A título de arredondamento, diga-se que a ditadura perseguiu muitos e sumiu com outros tantos. Tocante à manutenção dos Órgãos Legislativos em vigência durante o regime autoritário, Evandro Lins e Silva e Victor Nunes Leal foram cassados em 1969. Mário Covas teve idêntico destino no mesmo ano, acompanhado por Auro de Moura Andrade. Rubens Paiva foi assassinado em Janeiro de 1971 (o presidente era Médici, mantendo Alfredo Buzaid no Ministério da Justiça). A ditadura cassou cerca de cento e setenta e três deputados. Mandou às favas oito Senadores e verrumou três ministros do Supremo Tribunal Federal (Hermes Lima, Victor Nunes Leal e Evandro Lins e Silva). Burlescamente, um dos deputados depostos, Francisco Pinto, fora condenado pelo Supremo a seis meses de prisão por ofensa a Pinochet. Que lástima. Mereceria uma comenda. Tocante ao trio de ministros da Suprema Corte, é bom dizer que o cronista e Evandro se davam muito bem. Hoje resta saudade.
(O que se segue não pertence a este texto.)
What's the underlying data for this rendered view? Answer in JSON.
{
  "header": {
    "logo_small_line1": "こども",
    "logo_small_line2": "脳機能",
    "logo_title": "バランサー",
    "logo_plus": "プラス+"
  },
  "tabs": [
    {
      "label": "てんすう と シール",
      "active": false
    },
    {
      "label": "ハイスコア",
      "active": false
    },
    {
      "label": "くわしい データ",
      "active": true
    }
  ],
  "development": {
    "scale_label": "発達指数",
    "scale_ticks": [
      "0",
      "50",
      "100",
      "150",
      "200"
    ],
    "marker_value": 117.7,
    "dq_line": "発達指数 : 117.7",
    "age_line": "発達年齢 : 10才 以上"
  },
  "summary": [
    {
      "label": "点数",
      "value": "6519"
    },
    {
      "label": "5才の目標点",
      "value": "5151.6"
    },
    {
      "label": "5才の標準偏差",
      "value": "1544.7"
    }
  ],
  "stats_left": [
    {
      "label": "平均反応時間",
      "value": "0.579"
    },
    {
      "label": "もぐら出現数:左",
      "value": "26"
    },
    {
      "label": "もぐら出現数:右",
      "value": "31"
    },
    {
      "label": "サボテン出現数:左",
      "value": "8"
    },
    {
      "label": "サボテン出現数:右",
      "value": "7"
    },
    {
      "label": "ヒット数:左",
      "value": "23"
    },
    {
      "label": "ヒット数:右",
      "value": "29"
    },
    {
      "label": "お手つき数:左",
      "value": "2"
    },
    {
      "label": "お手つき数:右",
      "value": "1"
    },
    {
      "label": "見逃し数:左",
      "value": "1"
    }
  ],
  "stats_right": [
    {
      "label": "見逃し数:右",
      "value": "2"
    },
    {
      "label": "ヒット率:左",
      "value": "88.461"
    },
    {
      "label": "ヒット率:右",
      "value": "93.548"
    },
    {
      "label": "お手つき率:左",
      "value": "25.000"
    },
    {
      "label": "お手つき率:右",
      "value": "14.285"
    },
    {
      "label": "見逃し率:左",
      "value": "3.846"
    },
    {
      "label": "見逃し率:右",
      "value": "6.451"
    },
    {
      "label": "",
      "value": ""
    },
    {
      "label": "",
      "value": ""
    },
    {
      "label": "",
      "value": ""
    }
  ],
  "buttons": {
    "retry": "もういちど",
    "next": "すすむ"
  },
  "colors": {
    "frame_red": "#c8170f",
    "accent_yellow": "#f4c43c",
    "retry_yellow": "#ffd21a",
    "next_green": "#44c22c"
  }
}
Já se vê que a redemocratização do Brasil, ainda não completa, leva vantagem sobre o passado. Os parlamentares investigados se agarram às poltronas (um ou outro está sendo seduzido pela delação). Quanto ao Senado, há línguas vorazes lambendo a toga de algum ocupante. Isso, no fim das contas, é democracia. Obviamente, não se respeita a cama. Parece maldição, mas toda busca domiciliar termina no revirar de colchões, futucando-se os lençóis dos moradores. Afirma-se que isso faz parte do jogo.
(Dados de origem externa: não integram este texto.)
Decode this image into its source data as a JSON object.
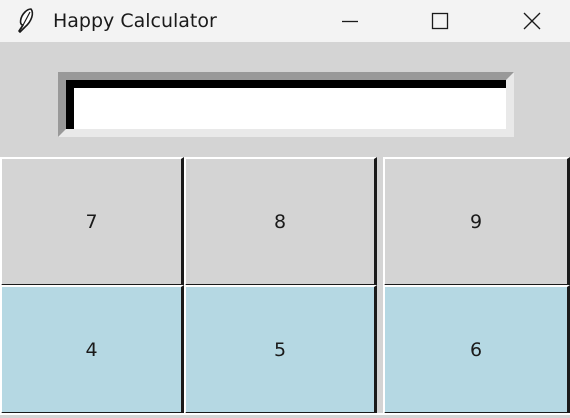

Termine-se parafraseando as Catilinárias, em recordação dos folguedos infantis: Cícero infelicitou Catilina, mas parece que mais tarde, lá na frente, no meio de uma estrada sombria, teve a língua cortada e foi assassinado. Se non è vero è bene trovato. Consultem-se os clássicos, embora o brasileiro leia pouco. E la nave va.

 

 

 

 

Autor: Paulo Sérgio Leite Fernandes é advogado criminalista em São Paulo.